Within and around the remarkable variety of utterance we can perceive a formidably coherent oeuvre taking shape, that of a musical personality which is present in the finest orchestrational detail as much as in larger questions of attitude: perhaps above all, the willingness to mix high technical sophistication with an almost defiant sentimentality. (The ‘seagull’ glissandi which appear in the strings towards the end of many pieces combine the sophistication and the sentimentality in what is already for Nikodijevic a trademark gesture.) Several works build on the extremely fast music that characterises much of music box ..., pushing it further towards the sound-worlds of techno and dance music – as in parts of chambres de ténèbres / tombeau de claude vivier, a sort of ecstatically dark ensemble fantasy, or even more especially in the orchestral piece GHB/tanzaggregat (which was premiered in December 2011 by the Radio-Sinfonieorchester Stuttgart). The prominent use of electronica in the chamber work grid/index

emphasises the programmatic aspect of this encounter with techno-aesthetics, but even the purely instrumental works powerfully evoke the nightclub as both an expressive and a physical space, made tangible through the spatial simulation that digital technology enables.

A contrasting group of works – memorials or, as one unusual generic designation has it, a ‘consolation’ – seems instead to explore church-like spaces (the designation of other pieces as ‘motet’ and ‘antiphon’ might confirm this impression). The sound-world here is one of intense slowness: the composer has even spoken, in connection with sadness/untitled and gesualdo abschrift/antiphon super o vos omnes, of ‘sonic sculpture’ rather than music. The orchestral piece cvetic, kucica…/la lugubre gondola draws this suspended resonance into an underwater echo-chamber: subjectivity is again mediated through transcription, in this case of Liszt’s famous piano piece, but the result now is an intensely moving act of mourning, a ‘funeral gondola’ in sound which picks up echoes of other musics – of the barcarolle, of Sibelius’s Swan of Tuonela, of a whole history of orchestral lamentation – on the way to its watery resting-place.

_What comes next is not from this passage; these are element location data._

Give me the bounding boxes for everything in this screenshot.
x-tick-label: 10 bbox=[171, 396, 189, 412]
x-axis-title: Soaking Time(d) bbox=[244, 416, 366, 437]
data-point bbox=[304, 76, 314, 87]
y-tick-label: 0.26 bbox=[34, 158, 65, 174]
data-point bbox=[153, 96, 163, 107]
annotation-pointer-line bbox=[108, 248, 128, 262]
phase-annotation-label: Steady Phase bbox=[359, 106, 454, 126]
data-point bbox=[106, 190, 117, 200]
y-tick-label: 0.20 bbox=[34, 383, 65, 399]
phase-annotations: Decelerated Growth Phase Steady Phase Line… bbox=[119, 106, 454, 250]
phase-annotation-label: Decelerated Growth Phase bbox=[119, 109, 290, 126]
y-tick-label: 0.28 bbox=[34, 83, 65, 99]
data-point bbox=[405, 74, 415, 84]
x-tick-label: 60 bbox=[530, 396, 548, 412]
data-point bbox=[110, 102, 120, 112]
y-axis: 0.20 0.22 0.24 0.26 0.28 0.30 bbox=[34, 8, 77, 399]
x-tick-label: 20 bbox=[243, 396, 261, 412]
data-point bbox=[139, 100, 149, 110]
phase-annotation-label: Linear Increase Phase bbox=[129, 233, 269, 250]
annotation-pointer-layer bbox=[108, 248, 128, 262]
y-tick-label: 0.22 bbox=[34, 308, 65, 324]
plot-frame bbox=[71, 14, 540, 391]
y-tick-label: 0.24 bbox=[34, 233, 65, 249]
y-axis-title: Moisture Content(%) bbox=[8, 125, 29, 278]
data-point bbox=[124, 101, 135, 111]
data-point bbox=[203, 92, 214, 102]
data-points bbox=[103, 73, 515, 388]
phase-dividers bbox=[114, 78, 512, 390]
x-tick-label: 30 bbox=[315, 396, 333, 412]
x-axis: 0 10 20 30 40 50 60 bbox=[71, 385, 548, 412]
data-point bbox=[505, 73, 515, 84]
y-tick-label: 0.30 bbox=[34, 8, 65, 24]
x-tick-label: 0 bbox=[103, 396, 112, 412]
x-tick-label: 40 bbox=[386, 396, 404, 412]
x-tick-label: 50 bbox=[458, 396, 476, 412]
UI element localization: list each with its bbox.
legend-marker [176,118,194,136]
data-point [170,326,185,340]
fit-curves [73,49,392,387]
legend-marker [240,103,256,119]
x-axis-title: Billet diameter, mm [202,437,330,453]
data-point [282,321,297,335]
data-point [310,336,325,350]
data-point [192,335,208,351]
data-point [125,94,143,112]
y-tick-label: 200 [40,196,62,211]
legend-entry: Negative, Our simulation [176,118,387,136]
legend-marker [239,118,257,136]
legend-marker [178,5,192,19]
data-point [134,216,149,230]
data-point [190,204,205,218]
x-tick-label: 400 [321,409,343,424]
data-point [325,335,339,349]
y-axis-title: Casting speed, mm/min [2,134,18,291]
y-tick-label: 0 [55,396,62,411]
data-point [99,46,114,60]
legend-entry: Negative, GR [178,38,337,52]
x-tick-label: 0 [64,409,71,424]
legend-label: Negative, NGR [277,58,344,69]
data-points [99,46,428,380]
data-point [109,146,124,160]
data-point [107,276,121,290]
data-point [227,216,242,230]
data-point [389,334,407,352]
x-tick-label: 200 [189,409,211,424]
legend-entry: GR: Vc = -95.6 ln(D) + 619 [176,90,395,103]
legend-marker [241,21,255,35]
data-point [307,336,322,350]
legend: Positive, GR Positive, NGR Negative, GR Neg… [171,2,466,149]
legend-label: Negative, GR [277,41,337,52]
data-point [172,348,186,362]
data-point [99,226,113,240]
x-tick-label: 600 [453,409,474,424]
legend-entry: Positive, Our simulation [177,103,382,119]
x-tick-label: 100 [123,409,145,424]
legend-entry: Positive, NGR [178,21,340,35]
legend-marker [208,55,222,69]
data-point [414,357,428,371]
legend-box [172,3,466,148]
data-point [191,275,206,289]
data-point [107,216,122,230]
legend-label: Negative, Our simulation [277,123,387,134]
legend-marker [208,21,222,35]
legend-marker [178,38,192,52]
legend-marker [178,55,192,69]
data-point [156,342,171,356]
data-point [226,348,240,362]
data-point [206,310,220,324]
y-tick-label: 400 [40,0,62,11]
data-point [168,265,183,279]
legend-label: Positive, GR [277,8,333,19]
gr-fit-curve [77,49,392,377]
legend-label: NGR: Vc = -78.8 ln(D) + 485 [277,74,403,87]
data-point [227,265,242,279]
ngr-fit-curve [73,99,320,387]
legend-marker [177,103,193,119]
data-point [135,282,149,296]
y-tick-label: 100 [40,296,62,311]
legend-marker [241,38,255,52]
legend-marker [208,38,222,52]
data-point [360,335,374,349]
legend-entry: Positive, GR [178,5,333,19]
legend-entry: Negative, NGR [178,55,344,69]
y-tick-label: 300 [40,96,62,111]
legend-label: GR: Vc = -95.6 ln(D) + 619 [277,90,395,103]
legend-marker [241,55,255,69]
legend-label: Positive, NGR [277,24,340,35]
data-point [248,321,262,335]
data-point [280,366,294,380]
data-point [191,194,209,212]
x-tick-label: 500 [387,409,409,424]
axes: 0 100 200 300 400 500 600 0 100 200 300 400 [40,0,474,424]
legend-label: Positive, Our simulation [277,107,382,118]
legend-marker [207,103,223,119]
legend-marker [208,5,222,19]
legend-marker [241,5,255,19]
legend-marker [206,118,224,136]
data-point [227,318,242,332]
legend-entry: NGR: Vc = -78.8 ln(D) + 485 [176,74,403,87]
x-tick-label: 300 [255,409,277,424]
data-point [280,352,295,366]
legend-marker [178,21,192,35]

cvetic, kucica... was awarded the 2010 Gaudeamus Prize, after previous honourable mentions for this composer in Gaudeamus Music Week in 2003 and 2007. grid/index and gesualdo abschrift... were composed and premiered under the auspices of the International Ensemble Modern Academy’s 2010–2011 master’s degree programme.

Nikodijevic’s music has also benefited from the support of performers including the Ives Ensemble, Nieuw Ensemble, Ensemble Modern, Nouvel Ensemble Moderne, Ensemble Insomnio, Brandenburger Symphoniker, Holland Symfonia, ORF Radio-Symphonieorchester Wien, Mahler Chamber Orchestra, London Philharmonic Orchestra, the conductors Michael Helmrath, Reinbert de Leeuw, Johannes Kalitzke, Jonathan Stockhammer or Vladimir Jurowski and the pianist John Snijders, and has been heard at the Steirischer Herbst, Huddersfield, Warsaw Autumn, Musica Strasbourg and MATA (New York) festivals, as well as at the 2006 World New Music Days in Stuttgart and the 2009 Unesco Rostrum of Composers. Further premieres took place in 2012 for both the Witten New Music Days and the Donaueschingen Festival. The world premiere of the opera VIVIER. A Night Protocol (libretto by Gunther Geltinger) was given during the course of the 2014 Munich Biennale in a co-production with the Braunschweig State Theatre.

In 2013 Marko Nikodijevic received one of the three composition furtherance prizes of the Ernst von Siemens Music Foundation and in 2014 was awarded the DeutscherMusikautorenpreis (German Composers‘ Prize) in the category of furtherance of young talent.